By this time Alma and the rest of the Belasco clan knew Irina was living in Seth’s apartment, if not permanently, then at least several days a week. Doris and Larry made no comment, in the hope that this pathetic immigrant from Moldova was nothing more than a passing fancy on their son’s behalf. They received Irina with icy courtesy, and as a result she stopped going to the Sunday lunches at Sea Cliff that Alma and Seth had insisted on dragging her to. Pauline on the other hand, who had been against every single one of Seth’s athletic girlfriends, told her brother, “Congratulations, she’s refreshing, and she’s got more backbone than you. She’ll straighten you out.”
She had welcomed Irina with open arms.
Seth continued pressing Alma.
“Why don’t you tell me the whole story, Grandma? I’m not cut out to be a detective or a spy.”
Alma’s trembling hands risked spilling the tea, so her grandson took the cup from her and put it on the table. Her initial anger had subsided and given way to an immense weariness, a deep-seated desire to make a clean breast of everything, to confess all her mistakes to her grandson, to tell him she felt she was growing moldy inside, dying bit by bit, which was fine because she was so tired and would die happy and in love—what more could she wish for now that she was in her eighties and had lived a full life, had loved, and had always choked back her tears?
“Call Irina.

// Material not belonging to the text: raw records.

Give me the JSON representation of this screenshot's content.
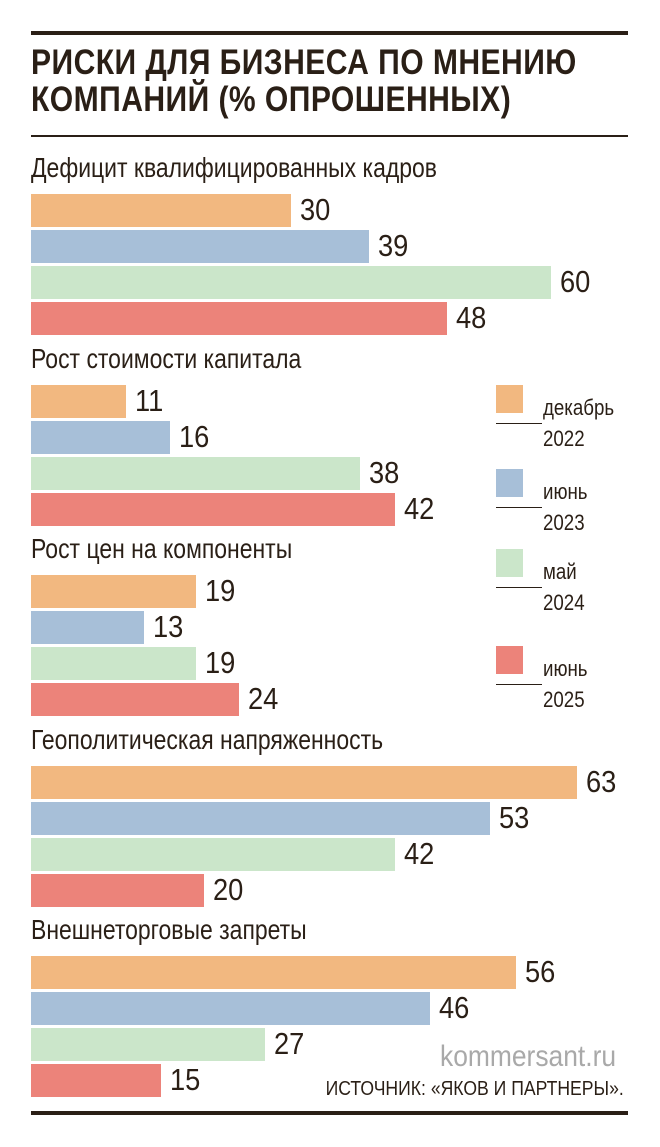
{
  "chart_data": {
    "type": "bar",
    "orientation": "horizontal",
    "title": "РИСКИ ДЛЯ БИЗНЕСА ПО МНЕНИЮ КОМПАНИЙ (% ОПРОШЕННЫХ)",
    "categories": [
      "Дефицит квалифицированных кадров",
      "Рост стоимости капитала",
      "Рост цен на компоненты",
      "Геополитическая напряженность",
      "Внешнеторговые запреты"
    ],
    "series": [
      {
        "name": "декабрь 2022",
        "color": "#F2B880",
        "values": [
          30,
          11,
          19,
          63,
          56
        ]
      },
      {
        "name": "июнь 2023",
        "color": "#A7BFD8",
        "values": [
          39,
          16,
          13,
          53,
          46
        ]
      },
      {
        "name": "май 2024",
        "color": "#CBE6CA",
        "values": [
          60,
          38,
          19,
          42,
          27
        ]
      },
      {
        "name": "июнь 2025",
        "color": "#EC837A",
        "values": [
          48,
          42,
          24,
          20,
          15
        ]
      }
    ],
    "xlim": [
      0,
      63
    ],
    "legend_position": "right",
    "grid": false
  },
  "legend": [
    {
      "line1": "декабрь",
      "line2": "2022"
    },
    {
      "line1": "июнь",
      "line2": "2023"
    },
    {
      "line1": "май",
      "line2": "2024"
    },
    {
      "line1": "июнь",
      "line2": "2025"
    }
  ],
  "watermark": "kommersant.ru",
  "source": "ИСТОЧНИК: «ЯКОВ И ПАРТНЕРЫ»."
}
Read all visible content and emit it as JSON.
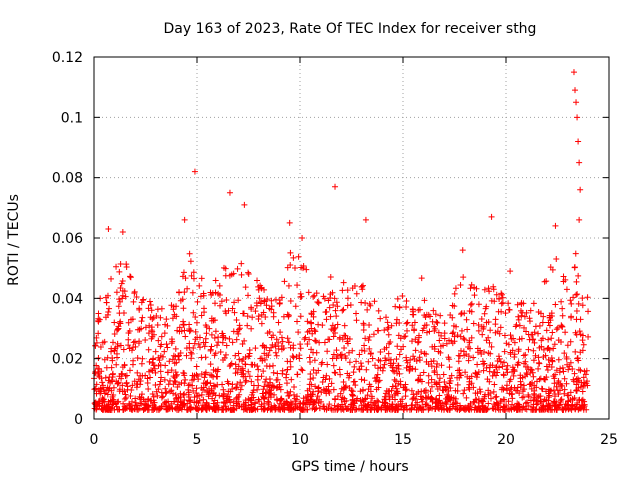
{
  "chart_data": {
    "type": "scatter",
    "title": "Day 163 of 2023, Rate Of TEC Index for receiver sthg",
    "xlabel": "GPS time / hours",
    "ylabel": "ROTI / TECUs",
    "xlim": [
      0,
      25
    ],
    "ylim": [
      0,
      0.12
    ],
    "xticks": [
      0,
      5,
      10,
      15,
      20,
      25
    ],
    "yticks": [
      0,
      0.02,
      0.04,
      0.06,
      0.08,
      0.1,
      0.12
    ],
    "xtick_labels": [
      "0",
      "5",
      "10",
      "15",
      "20",
      "25"
    ],
    "ytick_labels": [
      "0",
      "0.02",
      "0.04",
      "0.06",
      "0.08",
      "0.1",
      "0.12"
    ],
    "grid": true,
    "marker": "+",
    "series_color": "#ff0000",
    "data_x_range": [
      0,
      24
    ],
    "notable_points": [
      {
        "x": 4.9,
        "y": 0.082
      },
      {
        "x": 6.6,
        "y": 0.075
      },
      {
        "x": 7.3,
        "y": 0.071
      },
      {
        "x": 9.5,
        "y": 0.065
      },
      {
        "x": 11.7,
        "y": 0.077
      },
      {
        "x": 13.2,
        "y": 0.066
      },
      {
        "x": 19.3,
        "y": 0.067
      },
      {
        "x": 22.4,
        "y": 0.064
      },
      {
        "x": 23.3,
        "y": 0.115
      },
      {
        "x": 23.35,
        "y": 0.109
      },
      {
        "x": 23.4,
        "y": 0.105
      },
      {
        "x": 23.45,
        "y": 0.1
      },
      {
        "x": 23.5,
        "y": 0.092
      },
      {
        "x": 23.55,
        "y": 0.085
      },
      {
        "x": 23.6,
        "y": 0.076
      },
      {
        "x": 23.55,
        "y": 0.066
      },
      {
        "x": 0.3,
        "y": 0.04
      },
      {
        "x": 1.4,
        "y": 0.062
      },
      {
        "x": 0.7,
        "y": 0.063
      },
      {
        "x": 4.4,
        "y": 0.066
      },
      {
        "x": 10.1,
        "y": 0.06
      },
      {
        "x": 17.9,
        "y": 0.056
      },
      {
        "x": 20.2,
        "y": 0.049
      }
    ],
    "envelope": [
      {
        "x": 0,
        "y": 0.035
      },
      {
        "x": 0.5,
        "y": 0.04
      },
      {
        "x": 1,
        "y": 0.05
      },
      {
        "x": 1.5,
        "y": 0.055
      },
      {
        "x": 2,
        "y": 0.046
      },
      {
        "x": 2.5,
        "y": 0.045
      },
      {
        "x": 3,
        "y": 0.038
      },
      {
        "x": 3.5,
        "y": 0.036
      },
      {
        "x": 4,
        "y": 0.04
      },
      {
        "x": 4.5,
        "y": 0.058
      },
      {
        "x": 5,
        "y": 0.05
      },
      {
        "x": 5.5,
        "y": 0.045
      },
      {
        "x": 6,
        "y": 0.048
      },
      {
        "x": 6.5,
        "y": 0.052
      },
      {
        "x": 7,
        "y": 0.05
      },
      {
        "x": 7.5,
        "y": 0.055
      },
      {
        "x": 8,
        "y": 0.046
      },
      {
        "x": 8.5,
        "y": 0.04
      },
      {
        "x": 9,
        "y": 0.044
      },
      {
        "x": 9.5,
        "y": 0.055
      },
      {
        "x": 10,
        "y": 0.058
      },
      {
        "x": 10.5,
        "y": 0.048
      },
      {
        "x": 11,
        "y": 0.044
      },
      {
        "x": 11.5,
        "y": 0.05
      },
      {
        "x": 12,
        "y": 0.046
      },
      {
        "x": 12.5,
        "y": 0.044
      },
      {
        "x": 13,
        "y": 0.045
      },
      {
        "x": 13.5,
        "y": 0.04
      },
      {
        "x": 14,
        "y": 0.038
      },
      {
        "x": 14.5,
        "y": 0.036
      },
      {
        "x": 15,
        "y": 0.045
      },
      {
        "x": 15.5,
        "y": 0.04
      },
      {
        "x": 16,
        "y": 0.05
      },
      {
        "x": 16.5,
        "y": 0.036
      },
      {
        "x": 17,
        "y": 0.035
      },
      {
        "x": 17.5,
        "y": 0.042
      },
      {
        "x": 18,
        "y": 0.052
      },
      {
        "x": 18.5,
        "y": 0.045
      },
      {
        "x": 19,
        "y": 0.05
      },
      {
        "x": 19.5,
        "y": 0.045
      },
      {
        "x": 20,
        "y": 0.04
      },
      {
        "x": 20.5,
        "y": 0.038
      },
      {
        "x": 21,
        "y": 0.04
      },
      {
        "x": 21.5,
        "y": 0.038
      },
      {
        "x": 22,
        "y": 0.05
      },
      {
        "x": 22.5,
        "y": 0.055
      },
      {
        "x": 23,
        "y": 0.045
      },
      {
        "x": 23.5,
        "y": 0.06
      },
      {
        "x": 24,
        "y": 0.04
      }
    ]
  }
}
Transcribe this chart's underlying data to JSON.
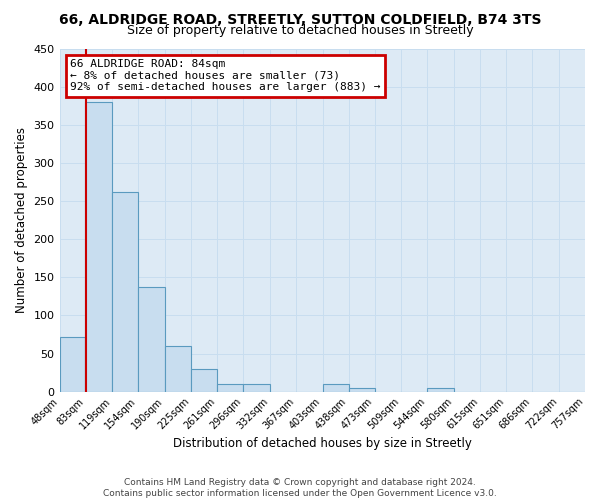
{
  "title": "66, ALDRIDGE ROAD, STREETLY, SUTTON COLDFIELD, B74 3TS",
  "subtitle": "Size of property relative to detached houses in Streetly",
  "xlabel": "Distribution of detached houses by size in Streetly",
  "ylabel": "Number of detached properties",
  "footer_line1": "Contains HM Land Registry data © Crown copyright and database right 2024.",
  "footer_line2": "Contains public sector information licensed under the Open Government Licence v3.0.",
  "bin_labels": [
    "48sqm",
    "83sqm",
    "119sqm",
    "154sqm",
    "190sqm",
    "225sqm",
    "261sqm",
    "296sqm",
    "332sqm",
    "367sqm",
    "403sqm",
    "438sqm",
    "473sqm",
    "509sqm",
    "544sqm",
    "580sqm",
    "615sqm",
    "651sqm",
    "686sqm",
    "722sqm",
    "757sqm"
  ],
  "bar_values": [
    72,
    380,
    262,
    137,
    60,
    30,
    10,
    10,
    0,
    0,
    10,
    5,
    0,
    0,
    5,
    0,
    0,
    0,
    0,
    0,
    3
  ],
  "bar_color": "#c8ddef",
  "bar_edge_color": "#5a9abf",
  "ylim": [
    0,
    450
  ],
  "yticks": [
    0,
    50,
    100,
    150,
    200,
    250,
    300,
    350,
    400,
    450
  ],
  "red_line_color": "#cc0000",
  "annotation_title": "66 ALDRIDGE ROAD: 84sqm",
  "annotation_line1": "← 8% of detached houses are smaller (73)",
  "annotation_line2": "92% of semi-detached houses are larger (883) →",
  "annotation_box_color": "#ffffff",
  "annotation_border_color": "#cc0000",
  "grid_color": "#c8ddef",
  "bg_color": "#ddeaf5",
  "plot_bg_color": "#ddeaf5",
  "title_fontsize": 10,
  "subtitle_fontsize": 9
}
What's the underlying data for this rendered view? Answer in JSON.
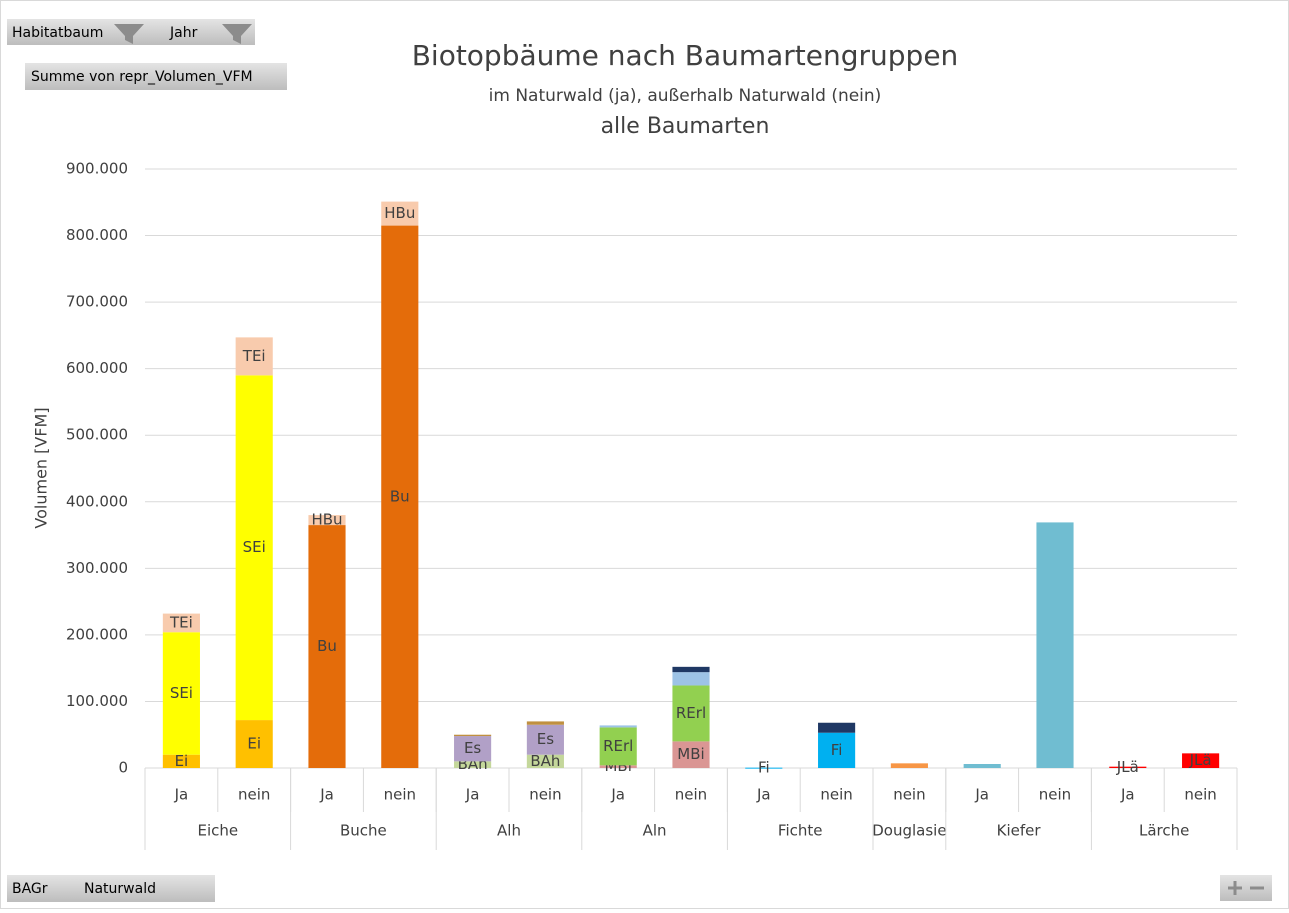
{
  "ui": {
    "filter_fields": [
      "Habitatbaum",
      "Jahr"
    ],
    "value_field": "Summe von repr_Volumen_VFM",
    "axis_fields": [
      "BAGr",
      "Naturwald"
    ]
  },
  "chart_data": {
    "type": "stacked_bar",
    "title": "Biotopbäume nach Baumartengruppen",
    "subtitle": "im Naturwald (ja), außerhalb Naturwald (nein)",
    "subtitle2": "alle Baumarten",
    "y_label": "Volumen [VFM]",
    "categories": [
      [
        "Eiche",
        "Ja"
      ],
      [
        "Eiche",
        "nein"
      ],
      [
        "Buche",
        "Ja"
      ],
      [
        "Buche",
        "nein"
      ],
      [
        "Alh",
        "Ja"
      ],
      [
        "Alh",
        "nein"
      ],
      [
        "Aln",
        "Ja"
      ],
      [
        "Aln",
        "nein"
      ],
      [
        "Fichte",
        "Ja"
      ],
      [
        "Fichte",
        "nein"
      ],
      [
        "Douglasie",
        "nein"
      ],
      [
        "Kiefer",
        "Ja"
      ],
      [
        "Kiefer",
        "nein"
      ],
      [
        "Lärche",
        "Ja"
      ],
      [
        "Lärche",
        "nein"
      ]
    ],
    "ylim": [
      0,
      900000
    ],
    "yticks": [
      0,
      {
        "value": 100000,
        "label": "100.000"
      },
      {
        "value": 200000,
        "label": "200.000"
      },
      {
        "value": 300000,
        "label": "300.000"
      },
      {
        "value": 400000,
        "label": "400.000"
      },
      {
        "value": 500000,
        "label": "500.000"
      },
      {
        "value": 600000,
        "label": "600.000"
      },
      {
        "value": 700000,
        "label": "700.000"
      },
      {
        "value": 800000,
        "label": "800.000"
      },
      {
        "value": 900000,
        "label": "900.000"
      }
    ],
    "grid": true,
    "series": [
      {
        "name": "Ei",
        "color": "#ffc000",
        "values": [
          20000,
          72000,
          null,
          null,
          null,
          null,
          null,
          null,
          null,
          null,
          null,
          null,
          null,
          null,
          null
        ]
      },
      {
        "name": "SEi",
        "color": "#ffff00",
        "values": [
          184000,
          518000,
          null,
          null,
          null,
          null,
          null,
          null,
          null,
          null,
          null,
          null,
          null,
          null,
          null
        ]
      },
      {
        "name": "TEi",
        "color": "#f8cbad",
        "values": [
          28000,
          57000,
          null,
          null,
          null,
          null,
          null,
          null,
          null,
          null,
          null,
          null,
          null,
          null,
          null
        ]
      },
      {
        "name": "Bu",
        "color": "#e46c0a",
        "values": [
          null,
          null,
          365000,
          815000,
          null,
          null,
          null,
          null,
          null,
          null,
          null,
          null,
          null,
          null,
          null
        ]
      },
      {
        "name": "HBu",
        "color": "#f8cbad",
        "values": [
          null,
          null,
          15000,
          36000,
          null,
          null,
          null,
          null,
          null,
          null,
          null,
          null,
          null,
          null,
          null
        ]
      },
      {
        "name": "BAh",
        "color": "#c4d79b",
        "values": [
          null,
          null,
          null,
          null,
          10000,
          20000,
          null,
          null,
          null,
          null,
          null,
          null,
          null,
          null,
          null
        ]
      },
      {
        "name": "Es",
        "color": "#b1a0c7",
        "values": [
          null,
          null,
          null,
          null,
          38000,
          45000,
          null,
          null,
          null,
          null,
          null,
          null,
          null,
          null,
          null
        ]
      },
      {
        "color": "#c09040",
        "values": [
          null,
          null,
          null,
          null,
          2000,
          5000,
          null,
          null,
          null,
          null,
          null,
          null,
          null,
          null,
          null
        ]
      },
      {
        "name": "MBi",
        "color": "#da9694",
        "values": [
          null,
          null,
          null,
          null,
          null,
          null,
          4000,
          40000,
          null,
          null,
          null,
          null,
          null,
          null,
          null
        ]
      },
      {
        "name": "RErl",
        "color": "#92d050",
        "values": [
          null,
          null,
          null,
          null,
          null,
          null,
          57000,
          84000,
          null,
          null,
          null,
          null,
          null,
          null,
          null
        ]
      },
      {
        "color": "#9dc3e6",
        "values": [
          null,
          null,
          null,
          null,
          null,
          null,
          3000,
          20000,
          null,
          null,
          null,
          null,
          null,
          null,
          null
        ]
      },
      {
        "name": "Fi",
        "color": "#00b0f0",
        "values": [
          null,
          null,
          null,
          null,
          null,
          null,
          null,
          null,
          500,
          53000,
          null,
          null,
          null,
          null,
          null
        ]
      },
      {
        "color": "#1f3864",
        "values": [
          null,
          null,
          null,
          null,
          null,
          null,
          null,
          8000,
          null,
          15000,
          null,
          null,
          null,
          null,
          null
        ]
      },
      {
        "color": "#f79646",
        "values": [
          null,
          null,
          null,
          null,
          null,
          null,
          null,
          null,
          null,
          null,
          7000,
          null,
          null,
          null,
          null
        ]
      },
      {
        "color": "#70bdd1",
        "values": [
          null,
          null,
          null,
          null,
          null,
          null,
          null,
          null,
          null,
          null,
          null,
          6000,
          369000,
          null,
          null
        ]
      },
      {
        "name": "JLä",
        "color": "#ff0000",
        "values": [
          null,
          null,
          null,
          null,
          null,
          null,
          null,
          null,
          null,
          null,
          null,
          null,
          null,
          2000,
          22000
        ]
      }
    ]
  }
}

I don’t want to have to repeat myself,” she told Seth.
* * *
Irina received the text message on her cell phone while she was in Hans Voigt’s office with Catherine Hope, Lupita Farias, and the heads of health aides and nursing. They were discussing the right to elective death, a euphemism that had replaced the term suicide, which the director had prohibited. A fateful package from Thailand had been intercepted at reception, and it now lay on Voigt’s desk as evidence. It was addressed to Helen Dempsey, a third-level resident without family, aged eighty-nine, who had cancer that had spread and could not bring herself to undergo another bout of chemotherapy. According to the instructions, the contents were to be taken with alcohol, and the end would arrive peacefully in the person’s sleep.
“They must be barbiturates,” said Cathy.
“Or rat poison,” added Lupita.
The director wanted to know how on earth Helen Dempsey had ordered this without anybody’s finding out. The staff were supposed to be on the lookout, since it wouldn’t do for word to get around that people committed suicide at Lark House; it would be disastrous for its reputation. In the case of suspicious deaths such as Jacques Devine’s they were careful not to carry out too thorough an investigation; it was better not to know the details. The staff blamed the ghosts of Emily and her son: they took the most desperate clients away with them, because whenever someone died, from natural or illegal causes, the Haitian aide Jean Daniel swore he saw the young woman in her pink veils and her unfortunate son. The sight made his hair stand on end. He had asked them to hire a compatriot of his, a woman who was a hairdresser out of necessity but by vocation a voodoo priestess, so that she could dispatch them to the kingdom of the other world, but Hans -Voigt’s budget did not stretch to that kind of thing; he had to juggle enough as it was to keep the community afloat.